Debbie explained how it occurred to her one day that in the case of a bad cable cross, there was really only one "arm" of the cable that was in the wrong spot. So why should she drop the whole cable down to fix it? She taught us the following process for fixing a bad cross by only dropping the offending side.
NOTE: Deb was very firm and consistent in regards to how to perform this sort of surgery: With your knitting FLAT ON THE TABLE. You wouldn't want a doctor to hold you up to his face while he is cutting out your appendix, right? Well, keep the knitting flat and well-lit too. Having all the tools at hand before you start is also a really good idea, as wandering off and leaving loose stitches is probably sort of asking for trouble.

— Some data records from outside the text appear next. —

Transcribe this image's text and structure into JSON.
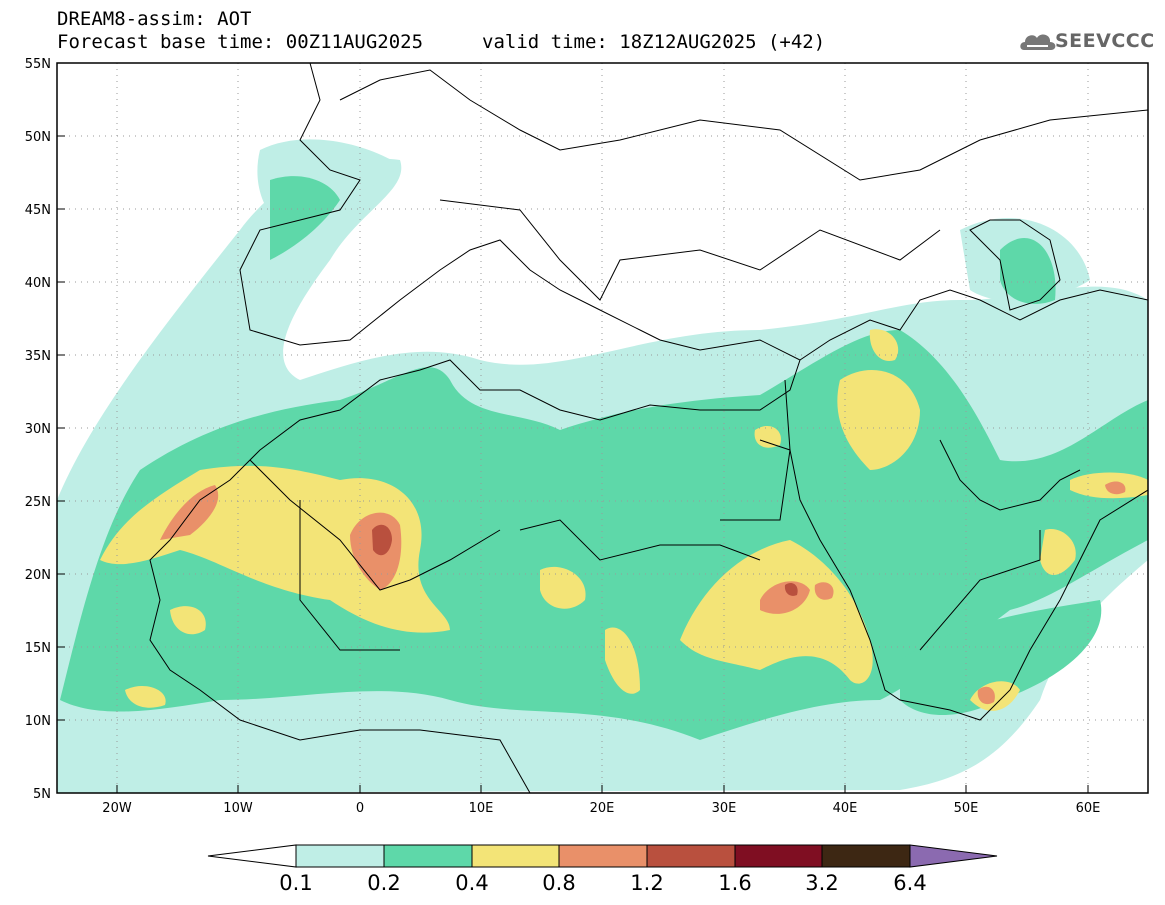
{
  "header": {
    "model": "DREAM8-assim: AOT",
    "base_time": "Forecast base time: 00Z11AUG2025",
    "valid_time": "valid time: 18Z12AUG2025 (+42)"
  },
  "logo": {
    "text": "SEEVCCC",
    "icon": "cloud-icon"
  },
  "map": {
    "lon_range": [
      -25,
      65
    ],
    "lat_range": [
      5,
      55
    ],
    "grid": "dotted",
    "lat_labels": [
      "55N",
      "50N",
      "45N",
      "40N",
      "35N",
      "30N",
      "25N",
      "20N",
      "15N",
      "10N",
      "5N"
    ],
    "lon_labels": [
      "20W",
      "10W",
      "0",
      "10E",
      "20E",
      "30E",
      "40E",
      "50E",
      "60E"
    ]
  },
  "colorbar": {
    "colors": [
      "#bfeee6",
      "#5ed8a9",
      "#f3e477",
      "#e99069",
      "#b9503e",
      "#7f0e22",
      "#3d2713",
      "#8b6ab0"
    ],
    "labels": [
      "0.1",
      "0.2",
      "0.4",
      "0.8",
      "1.2",
      "1.6",
      "3.2",
      "6.4"
    ]
  }
}
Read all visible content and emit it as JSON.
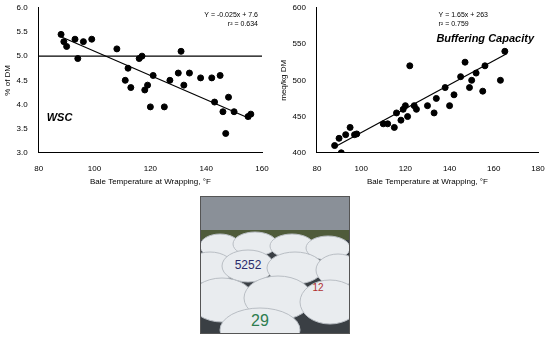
{
  "chart_data": [
    {
      "type": "scatter",
      "xlabel": "Bale Temperature at Wrapping, °F",
      "ylabel": "% of DM",
      "xlim": [
        80,
        160
      ],
      "xticks": [
        80,
        100,
        120,
        140,
        160
      ],
      "ylim": [
        3,
        6
      ],
      "yticks": [
        {
          "value": 3,
          "label": "3.0"
        },
        3.5,
        {
          "value": 4,
          "label": "4.0"
        },
        4.5,
        {
          "value": 5,
          "label": "5.0"
        },
        5.5,
        {
          "value": 6,
          "label": "6.0"
        }
      ],
      "grid": false,
      "annotations": [
        "Y = -0.025x + 7.6",
        "r² = 0.634",
        "WSC"
      ],
      "series": [
        {
          "type": "scatter",
          "color": "#000000",
          "marker": "circle",
          "x": [
            88,
            89,
            90,
            93,
            94,
            96,
            99,
            108,
            111,
            112,
            113,
            116,
            117,
            118,
            119,
            120,
            121,
            125,
            127,
            130,
            131,
            132,
            134,
            138,
            142,
            143,
            145,
            146,
            147,
            148,
            150,
            155,
            156
          ],
          "values": [
            5.45,
            5.3,
            5.2,
            5.35,
            4.95,
            5.3,
            5.35,
            5.15,
            4.5,
            4.75,
            4.35,
            4.95,
            5.0,
            4.3,
            4.4,
            3.95,
            4.6,
            3.95,
            4.5,
            4.65,
            5.1,
            4.4,
            4.65,
            4.55,
            4.55,
            4.05,
            4.6,
            3.85,
            3.4,
            4.15,
            3.85,
            3.75,
            3.8
          ]
        },
        {
          "type": "line",
          "color": "#000000",
          "line_style": "solid",
          "x": [
            88,
            156
          ],
          "values": [
            5.4,
            3.7
          ]
        },
        {
          "type": "line",
          "color": "#000000",
          "line_style": "solid",
          "x": [
            80,
            160
          ],
          "values": [
            5,
            5
          ]
        }
      ]
    },
    {
      "type": "scatter",
      "xlabel": "Bale Temperature at Wrapping, °F",
      "ylabel": "meq/kg DM",
      "xlim": [
        80,
        180
      ],
      "xticks": [
        80,
        100,
        120,
        140,
        160,
        180
      ],
      "ylim": [
        400,
        600
      ],
      "yticks": [
        400,
        450,
        500,
        550,
        600
      ],
      "grid": false,
      "annotations": [
        "Y = 1.65x + 263",
        "r² = 0.759",
        "Buffering Capacity"
      ],
      "series": [
        {
          "type": "scatter",
          "color": "#000000",
          "marker": "circle",
          "x": [
            88,
            90,
            91,
            93,
            95,
            97,
            98,
            110,
            112,
            115,
            116,
            118,
            119,
            120,
            121,
            122,
            124,
            125,
            130,
            133,
            134,
            138,
            140,
            142,
            145,
            147,
            149,
            150,
            152,
            155,
            156,
            163,
            165
          ],
          "values": [
            410,
            420,
            400,
            425,
            435,
            425,
            426,
            440,
            440,
            435,
            455,
            445,
            460,
            465,
            450,
            520,
            465,
            460,
            465,
            455,
            475,
            490,
            465,
            480,
            505,
            525,
            490,
            500,
            510,
            485,
            520,
            500,
            540
          ]
        },
        {
          "type": "line",
          "color": "#000000",
          "line_style": "solid",
          "x": [
            88,
            166
          ],
          "values": [
            408,
            537
          ]
        }
      ]
    }
  ],
  "photo": {
    "labels": [
      "5252",
      "12",
      "29"
    ]
  }
}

Also, I haven't tried it, but this should work no matter how far down the cable is messed up, though the farther it is, the more of a drag picking up stitches will be.
Step 1: Freak out
OMG! That cable was TOTALLY supposed to cross in the BACK not the front! Aaaack! What do I do? Lie down in the road and wait for a bus?

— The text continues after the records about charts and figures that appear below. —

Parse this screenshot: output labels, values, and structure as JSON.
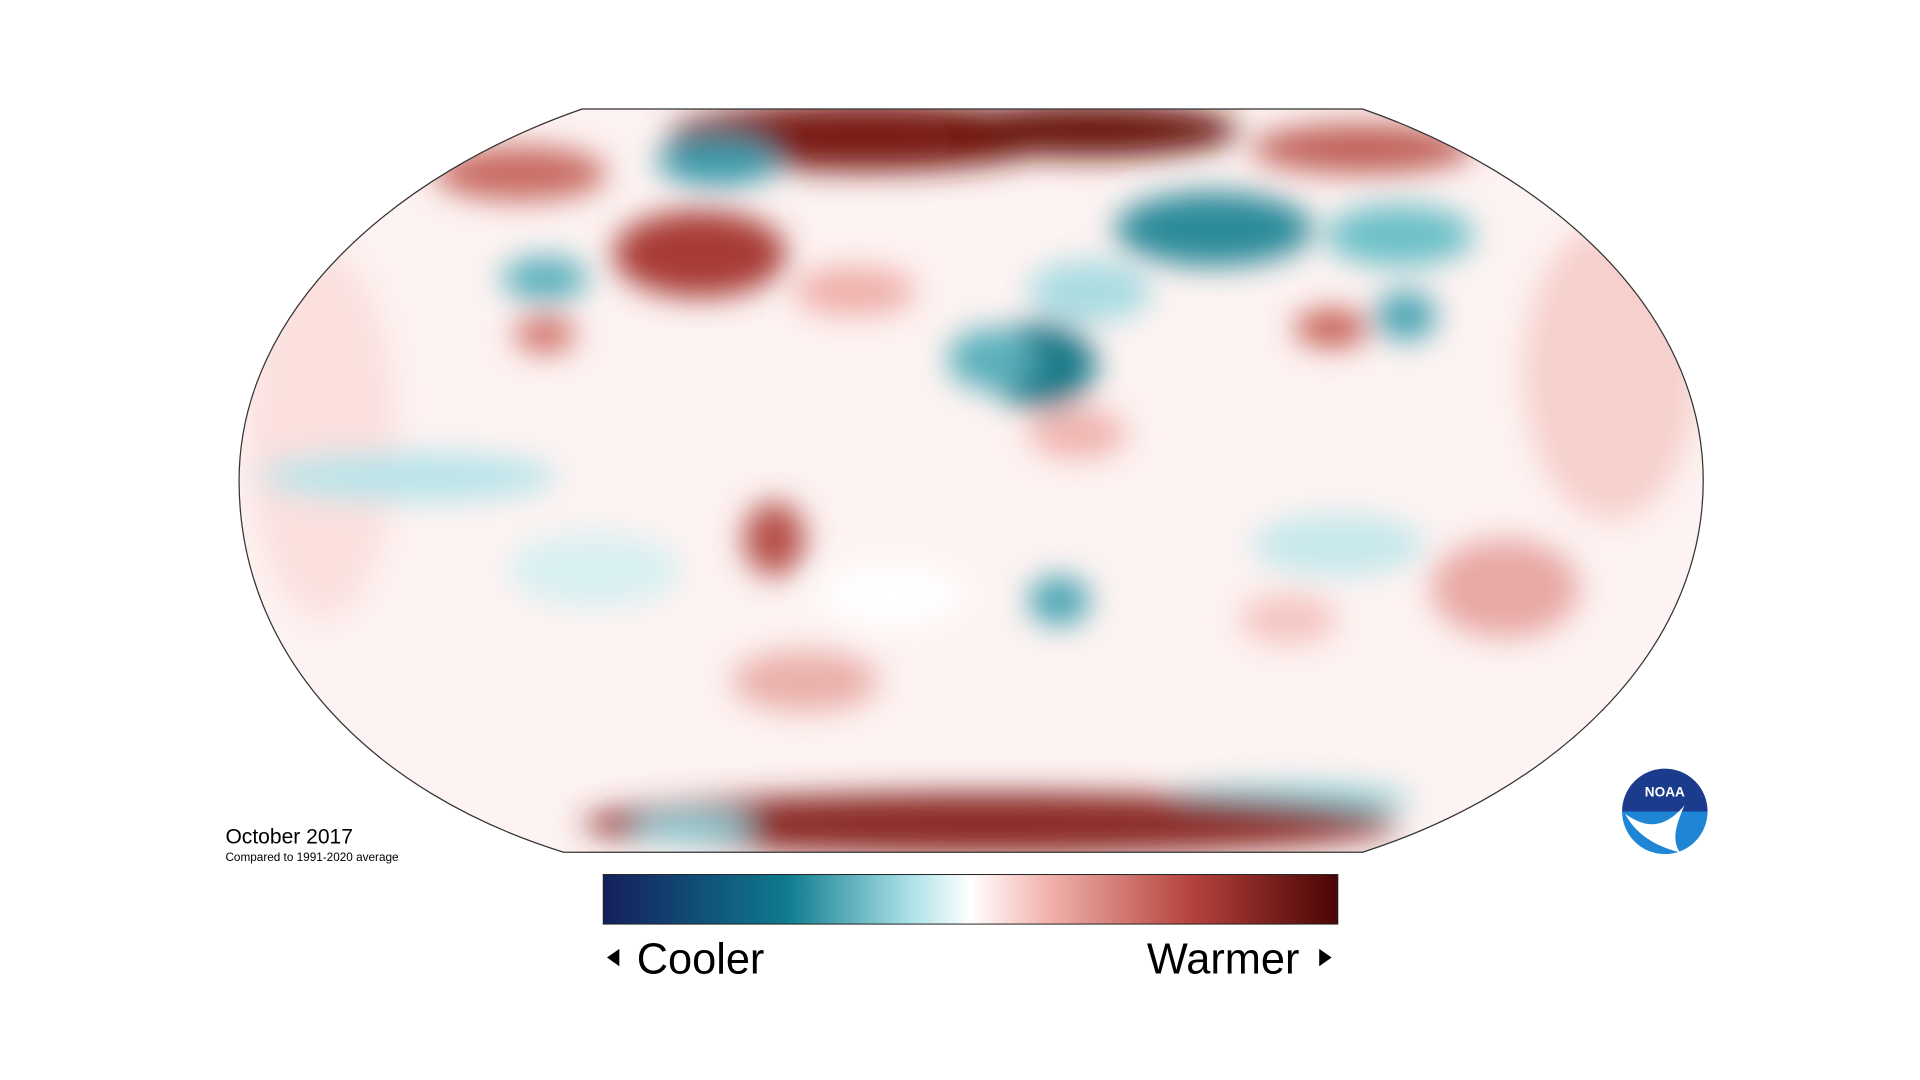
{
  "title": "October 2017",
  "subtitle": "Compared to 1991-2020 average",
  "legend": {
    "low": "Cooler",
    "high": "Warmer"
  },
  "logo": "NOAA"
}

No! Take a deep cleansing breath. Say your favorite calming mantra, and assemble the following tools:
- a cable needle or a short double-pointed needle (a size or two below your knitting size will make things easier),
- a crochet hook,
- a glass of your favorite beverage.
Using your cable needle, grab the stitches of the arm that you are fixing (in this case we want to move that back cross to the front) just below the cross. This way, when you start dropping stitches they won't run all the way to the bottom of the piece if you get woozy.
Step 3: Ready, set, DROP!
Carefully loosen just the (in this case, 3) stitches of the side you are dropping. Remember, the beauty of this method is that you don't drop the whole cable, just the side that needs to move. If your hands are too shaky, you can use a crochet hook or the tip of a knitting needle to calmly and slowly drop the stitches down behind the cable.
Step 4: Drop til you pop
Keep dropping stitches until they "pop" out from behind the front cable. Then stop. This may be before your lifeline.
Step 5: Put the loose stitches on a needle
If you didn't have to drop all the way to your lifeline, move the cable (or dp) up to the loose stitches.
Step 6: Hook 'em!
I couldn't get a picture of this step, but hopefully the gist is clear. If you haven't ever used a crochet hook to pick up stitches, check out this tutorial first.
You want to take your crochet hook and grab the first "rung" of the ladder in back (make sure to double check that it is the FIRST rung, it may not be clearly visible from the front) and pick up a stitch for each of the free stitches. You will be holding the loose cable in front and picking up the stitches on each rung. You can do this stitch by stitch (pick up the first stitch all the way to the top and put it on the working needle) or one rung at a time (pick up all three stitches before moving to the next row, putting all three on the working needle when you are finished). Personally, the latter method worked better for me, as the ladder can get pretty tight by that third stitch.
Once you get all the loose stitches back up to the top and on your working needle, sit back, take a long pull off of your beverage of choice and metaphorically pat your crafty self on the back.